Sea Bass Steak with Vegetable Marmalade
- 1 wild sea bass, 9 lbs (4 kg)
- 1 cardamom
- 2 black peppercorns
- 3 small capers
- 7 ounces fresh fennel (200 g)
- 1 slice Espelette pepper
- 1 organic lemon
- 1/2 ounce butter (15 g)
- fleur de sel
- 1 lemon
- olive oil
- freshly ground pepper
- 1 calf’s foot
- 3 1/2 ounces carrots, diced (100 g)
- 2 cups onions, diced (50 cl)
- 10 ribs celery
- 1 small bouquet garni
- 7 ounces light chicken stock (200 g)
- 5 white peppercorns
- 1 sprig thyme
Step 1: Sea Bass
Scale and clean the sea bass, removing the head and tail.
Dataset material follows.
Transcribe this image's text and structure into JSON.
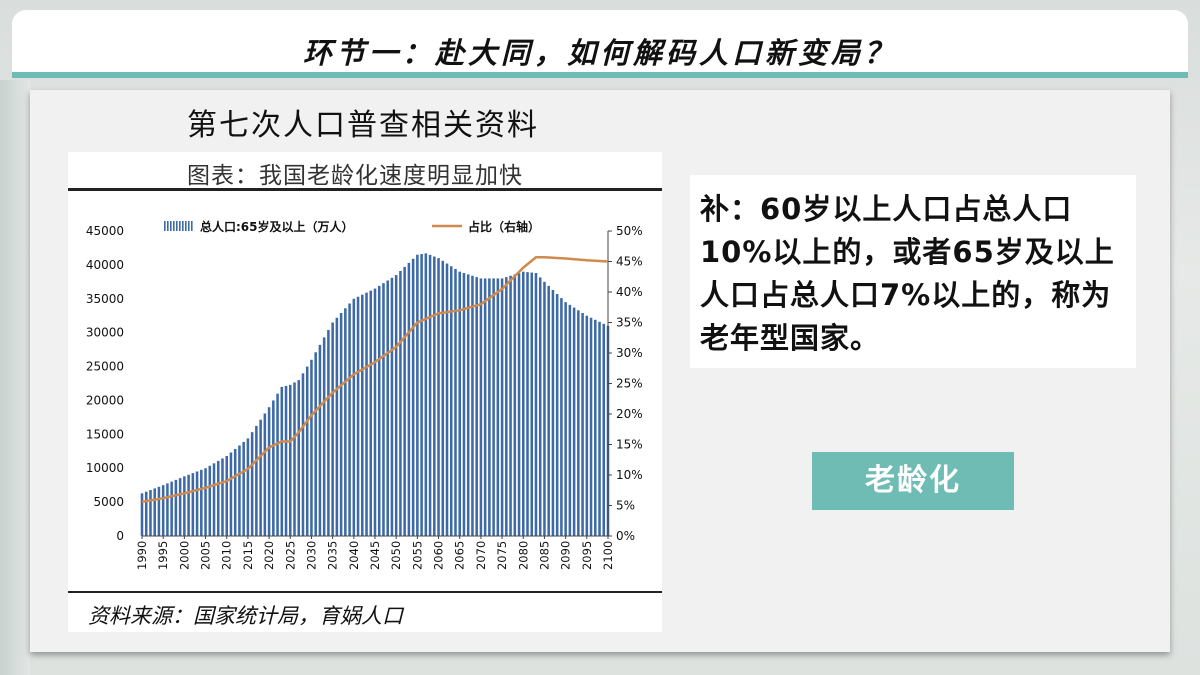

Cut away the fillets from the central bone. Take out the ventral bones and remove the skin. Finally trim the fillets, so as to be left with very white cuts.
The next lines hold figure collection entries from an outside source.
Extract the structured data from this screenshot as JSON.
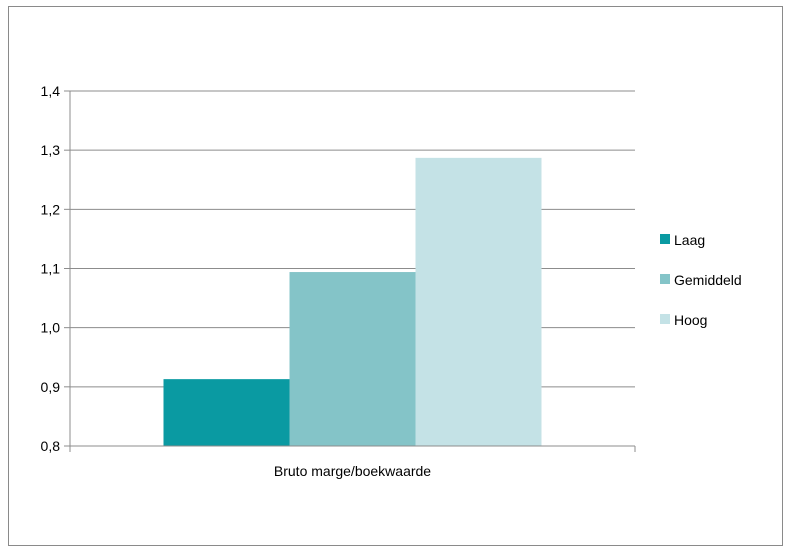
{
  "chart_data": {
    "type": "bar",
    "categories": [
      "Bruto marge/boekwaarde"
    ],
    "series": [
      {
        "name": "Laag",
        "values": [
          0.913
        ],
        "color": "#0a9aa2"
      },
      {
        "name": "Gemiddeld",
        "values": [
          1.094
        ],
        "color": "#84c4c8"
      },
      {
        "name": "Hoog",
        "values": [
          1.287
        ],
        "color": "#c4e2e6"
      }
    ],
    "y_ticks": [
      "0,8",
      "0,9",
      "1,0",
      "1,1",
      "1,2",
      "1,3",
      "1,4"
    ],
    "ylim": [
      0.8,
      1.4
    ],
    "grid": true,
    "legend_position": "right",
    "title": "",
    "xlabel": "",
    "ylabel": ""
  }
}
Cut 8 steaks 5 1/2 ounces (150 g) each from the meatiest part of the filets. Butterfly them lengthwise to obtain 2 thin slices from each fillet.
Coat the steaks in olive oil and lemon juice, sear quickly, season with fleur de sel and freshly ground pepper.
Step 2: Fish Jus
Cut open the calf’s foot, blanch it in salt water, and cool. Dice it into a large mirepoix and cook in 2 quarts (2 liters) of water with the carrots, onions, celery and bouquet garni.
Strain off the impurities once it comes to a boil. Cover with a piece of parchment paper cut to fit the top of the pan, and let simmer for 3 hours. Strain the resulting thickened liquid.
Clean out the bass head (the gills and bloody parts). Pour 7 ounces (200 g) of jelly and the light chicken stock into a pan. Skim off the impurities and add the white peppercorns along with a sprig of thyme. Cover with a piece of parchment paper cut to fit the top of the pan, simmer for 1 hour, and strain through a cloth. Cool in a flash freezer.